Apple Should Not Make A Backdoor For FBI




FBI wants to spy on you
Photo Credit: One Man's Blog

Imagine that you are a gun manufacturer and the government comes to you with a simple request: make a gun that explodes if the user yells "Allahu Akbar" during Jihad and thus kills the Muslim extremist before he can slaughter innocent lives. Now there are very few people in the world who oppose Islam as strongly as I do, yet I would be vehemently against such a device being manufactured.

Yes, the intentions are great, but in the end, the Jihadists will simply use other weapons that don't have this feature while at the same time this feature endangers the very people it is meant to protect.

Now the Feds want Apple to make a backdoor into their products.

If I lose my smartphone I do not want criminals to empty my bank accounts, learn the codes to my credit cards, access my voicemails, learn personal details of my life, discover my business secrets, listen to my offline conversations or turn on my camera - thus making liberty and freedom meaningless.

We have a Fifth Amendment for a good reason: it's not to protect the guilty but to protect the innocent. The government should not go to a pharmaceutical company and demand that they make a drug that will open the backdoor to anyone's brain and spill their guts whether they like it or not. What would be the point of the notion of the right not to incriminate oneself if the government could inject any poor shlub who invoked the Fifth and forced all the secrets to come out?

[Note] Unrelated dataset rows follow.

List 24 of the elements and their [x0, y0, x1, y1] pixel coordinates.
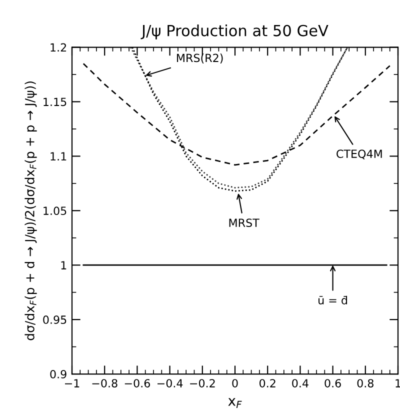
- x-tick-label: 0.8: [357, 379, 374, 388]
- y-axis-title: dσ/dx$_{F}$(p + d → J/ψ)/2(dσ/dx$_{F}$(p + p → J/ψ)): [24, 81, 37, 340]
- x-tick-label: 0: [232, 379, 238, 388]
- annotation: CTEQ4M: [336, 150, 382, 160]
- y-tick-label: 0.9: [50, 370, 66, 378]
- y-tick-label: 1: [61, 261, 66, 270]
- x-tick-label: −0.8: [92, 379, 118, 388]
- annotation: MRST: [229, 218, 260, 227]
- annotation: ū = d̄: [318, 296, 348, 304]
- annotation: MRS(R2): [176, 54, 223, 64]
- y-tick-label: 1.05: [44, 206, 66, 216]
- x-tick-label: 0.2: [260, 379, 276, 388]
- y-tick-label: 1.15: [44, 98, 66, 106]
- y-tick-label: 1.2: [50, 43, 66, 52]
- x-axis-title: x$_{F}$: [228, 398, 242, 408]
- x-tick-label: −1: [64, 379, 80, 388]
- chart-title: J/ψ Production at 50 GeV: [140, 24, 328, 40]
- x-tick-label: 0.6: [324, 379, 341, 388]
- x-tick-label: 0.4: [292, 379, 308, 388]
- x-tick-label: −0.4: [157, 379, 183, 388]
- x-tick-label: −0.6: [124, 379, 150, 388]
- y-tick-label: 0.95: [43, 316, 66, 324]
- x-tick-label: −0.2: [190, 379, 215, 388]
- y-tick-label: 1.1: [50, 152, 66, 160]
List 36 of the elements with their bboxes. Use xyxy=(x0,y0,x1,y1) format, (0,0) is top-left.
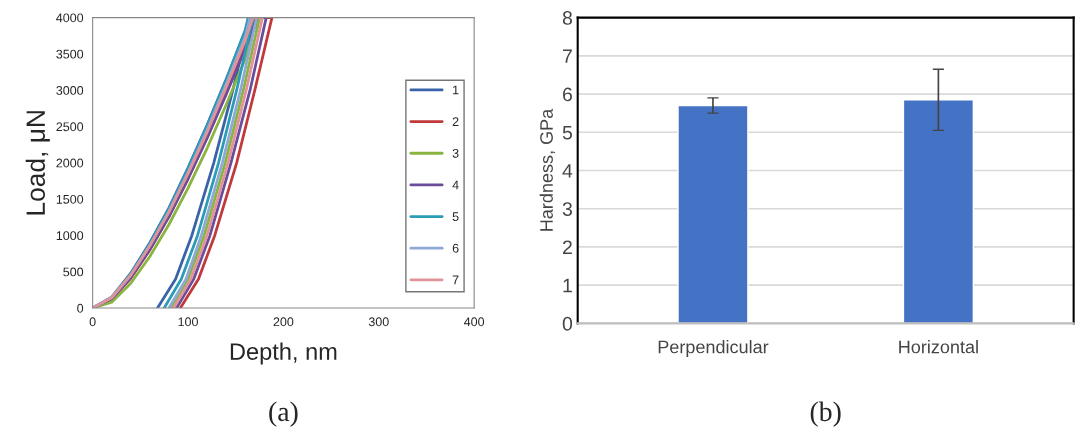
y-axis-title: Load, μN xyxy=(25,111,50,215)
legend-label: 1 xyxy=(453,85,459,95)
y-tick-label: 3000 xyxy=(56,86,84,95)
y-axis-title: Hardness, GPa xyxy=(539,108,556,231)
legend-label: 7 xyxy=(452,275,459,285)
y-tick-label: 5 xyxy=(562,125,573,140)
legend-label: 2 xyxy=(452,117,459,126)
y-tick-label: 4 xyxy=(562,164,573,178)
y-tick-label: 1 xyxy=(563,278,572,293)
y-tick-label: 2 xyxy=(563,240,572,254)
x-tick-label: 200 xyxy=(273,317,294,327)
y-tick-label: 0 xyxy=(77,303,84,313)
y-tick-label: 3 xyxy=(562,202,572,216)
x-axis-title: Depth, nm xyxy=(230,342,337,365)
x-tick-label: 300 xyxy=(368,317,389,327)
x-tick-label: 100 xyxy=(178,317,198,327)
text: (a) xyxy=(269,401,298,427)
text: (b) xyxy=(810,401,841,427)
y-tick-label: 2000 xyxy=(56,158,84,168)
legend-label: 6 xyxy=(452,243,459,253)
y-tick-label: 3500 xyxy=(56,49,84,59)
y-tick-label: 4000 xyxy=(56,13,84,23)
y-tick-label: 6 xyxy=(563,87,572,102)
x-tick-label: 0 xyxy=(89,317,96,327)
y-tick-label: 1500 xyxy=(56,194,84,204)
legend-label: 3 xyxy=(452,148,459,158)
y-tick-label: 7 xyxy=(563,49,572,63)
x-tick-label: 400 xyxy=(464,317,485,327)
y-tick-label: 500 xyxy=(63,267,84,277)
y-tick-label: 8 xyxy=(562,11,572,25)
legend-label: 5 xyxy=(452,212,459,222)
x-tick-label: Perpendicular xyxy=(658,340,769,357)
y-tick-label: 1000 xyxy=(56,231,84,241)
x-tick-label: Horizontal xyxy=(899,340,978,354)
legend-label: 4 xyxy=(452,180,459,190)
y-tick-label: 2500 xyxy=(56,122,84,132)
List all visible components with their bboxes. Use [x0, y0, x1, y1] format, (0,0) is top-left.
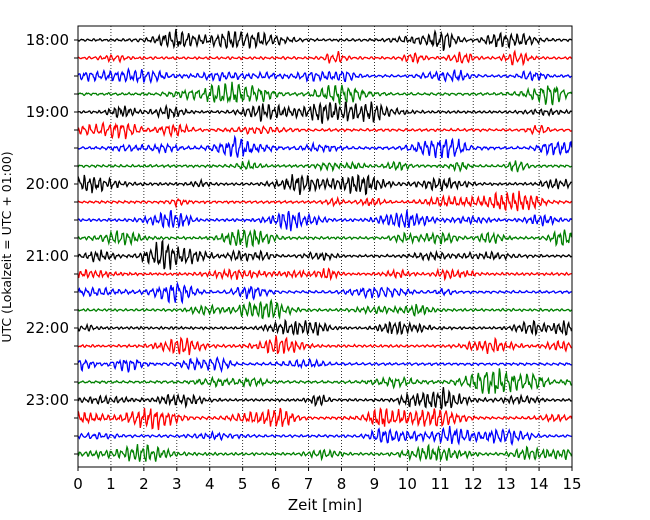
y-tick-label-0: 18:00 — [26, 31, 69, 49]
trace-1930 — [77, 134, 573, 159]
x-tick-label-0: 0 — [73, 475, 83, 493]
x-tick-label-7: 7 — [304, 475, 314, 493]
trace-2045 — [77, 228, 573, 248]
seismic-traces — [77, 28, 573, 463]
x-tick-label-3: 3 — [172, 475, 182, 493]
trace-2030 — [77, 209, 573, 232]
trace-2115 — [77, 267, 572, 282]
trace-1815 — [77, 49, 572, 67]
trace-2345 — [77, 443, 573, 463]
x-axis-ticks: 0 1 2 3 4 5 6 7 8 9 10 11 12 13 14 15 — [73, 467, 582, 493]
x-tick-label-14: 14 — [530, 475, 549, 493]
y-tick-label-5: 23:00 — [26, 391, 69, 409]
trace-2215 — [77, 335, 573, 356]
x-tick-label-6: 6 — [271, 475, 281, 493]
x-axis-label: Zeit [min] — [288, 496, 362, 514]
x-tick-label-2: 2 — [139, 475, 149, 493]
y-axis-ticks: 18:00 19:00 20:00 21:00 22:00 23:00 — [26, 31, 78, 455]
plot-frame — [77, 25, 573, 468]
trace-1830 — [77, 66, 572, 85]
x-tick-label-12: 12 — [464, 475, 483, 493]
plot-area — [78, 26, 572, 467]
x-tick-label-8: 8 — [337, 475, 347, 493]
y-tick-label-1: 19:00 — [26, 103, 69, 121]
y-tick-label-2: 20:00 — [26, 175, 69, 193]
trace-2315 — [77, 406, 573, 431]
trace-2200 — [77, 318, 573, 337]
trace-2230 — [77, 355, 572, 374]
x-tick-label-1: 1 — [106, 475, 116, 493]
x-tick-label-9: 9 — [370, 475, 380, 493]
trace-2330 — [77, 425, 572, 446]
x-tick-label-15: 15 — [562, 475, 581, 493]
x-tick-label-4: 4 — [205, 475, 215, 493]
y-axis-label: UTC (Lokalzeit = UTC + 01:00) — [0, 151, 14, 342]
trace-1915 — [77, 121, 572, 140]
x-tick-label-10: 10 — [398, 475, 417, 493]
trace-2245 — [77, 368, 573, 394]
x-tick-label-5: 5 — [238, 475, 248, 493]
trace-1845 — [77, 81, 573, 107]
trace-2300 — [77, 387, 572, 410]
trace-1945 — [77, 159, 572, 173]
trace-2145 — [77, 298, 573, 320]
y-tick-label-3: 21:00 — [26, 247, 69, 265]
trace-2130 — [77, 281, 572, 305]
x-tick-label-11: 11 — [431, 475, 450, 493]
trace-2100 — [77, 238, 572, 270]
x-tick-label-13: 13 — [497, 475, 516, 493]
y-tick-label-4: 22:00 — [26, 319, 69, 337]
trace-2015 — [77, 190, 573, 212]
trace-1900 — [77, 101, 572, 124]
trace-2000 — [77, 173, 572, 196]
trace-1800 — [77, 28, 572, 51]
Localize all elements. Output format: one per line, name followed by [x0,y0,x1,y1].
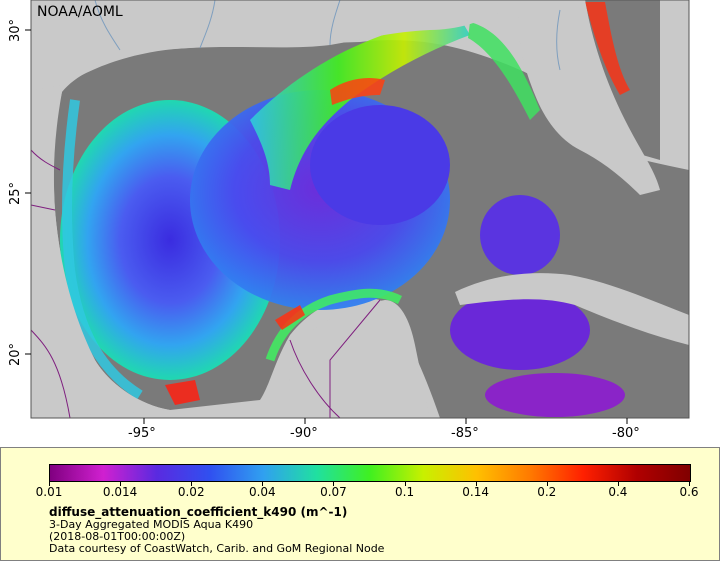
campeche-hot [165,380,200,405]
colorbar-tick [49,481,50,486]
northern-shelf [250,18,470,190]
legend-line2: (2018-08-01T00:00:00Z) [49,530,186,543]
lat-label-30: 30° [8,18,23,42]
lon-label-85: -85° [451,426,479,441]
florida-land [518,0,660,195]
colorbar-tick [262,481,264,486]
colorbar-tick [191,481,193,486]
x-ticks [143,418,628,424]
colorbar [49,464,691,482]
colorbar-tick [120,481,122,486]
south-carib [485,373,625,417]
yucatan-land [289,300,430,418]
colorbar-tick-label: 0.02 [177,485,205,499]
y-ticks [25,29,31,355]
colorbar-tick-label: 0.6 [679,485,699,499]
colorbar-tick-label: 0.014 [102,485,138,499]
colorbar-tick-label: 0.1 [395,485,415,499]
colorbar-tick-label: 0.4 [608,485,628,499]
legend-panel: diffuse_attenuation_coefficient_k490 (m^… [0,447,720,561]
bahamas-patch [480,195,560,275]
colorbar-tick-label: 0.07 [320,485,347,499]
lon-label-90: -90° [290,426,318,441]
colorbar-tick-label: 0.04 [248,485,276,499]
rivers [94,0,561,71]
colorbar-tick [404,481,406,486]
yucatan-hot [275,305,305,330]
lat-label-20: 20° [8,342,23,366]
colorbar-tick-label: 0.14 [462,485,490,499]
colorbar-tick-label: 0.01 [35,485,63,499]
cuba-land [455,273,689,345]
colorbar-tick [546,481,548,486]
west-coast-band [62,99,143,400]
legend-line1: 3-Day Aggregated MODIS Aqua K490 [49,518,254,531]
us-coast-land [31,0,520,90]
political-borders [30,149,381,419]
k490-map [25,0,690,424]
colorbar-tick [617,481,619,486]
colorbar-tick-label: 0.2 [537,485,557,499]
credit-label: NOAA/AOML [37,4,123,20]
map-frame [30,0,690,419]
colorbar-tick [689,481,690,486]
colorbar-tick [475,481,477,486]
legend-title: diffuse_attenuation_coefficient_k490 (m^… [49,505,348,519]
florida-shelf [468,22,540,120]
mexico-land [31,90,170,418]
lat-label-25: 25° [8,181,23,205]
lon-label-95: -95° [128,426,156,441]
mississippi-plume [330,78,385,105]
legend-line3: Data courtesy of CoastWatch, Carib. and … [49,542,385,555]
caribbean-patch [450,290,590,370]
yucatan-shelf [265,288,403,362]
lon-label-80: -80° [612,426,640,441]
eastern-loop [310,105,450,225]
colorbar-tick [333,481,335,486]
atlantic-coast [585,2,630,95]
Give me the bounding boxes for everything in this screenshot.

If the government had this drug, so would the criminal, so would the Jihadist.

A world where evil people can elicit secrets and vulnerabilities from anyone they capture is not a world I want to live in.

CNN, 17 Feb 2016, Tim Cook says the FBI wants Apple to 'hack' your iPhone

"The government is asking Apple to hack our own users and undermine decades of security advancements that protect our customers," Cook said. "The same engineers who built strong encryption into the iPhone to protect our users would, ironically, be ordered to weaken those protections and make our users less safe."


Before any of my readers object that the FBI is only asking for Apple to hack into this one particular iPhone 5C, it only takes a few keystrokes to change the text in a warrant and so make it apply to any smartphone.

I have written a number of disparaging articles about Apple, but this time they got it right. Apple should not make a backdoor into their products - no matter what.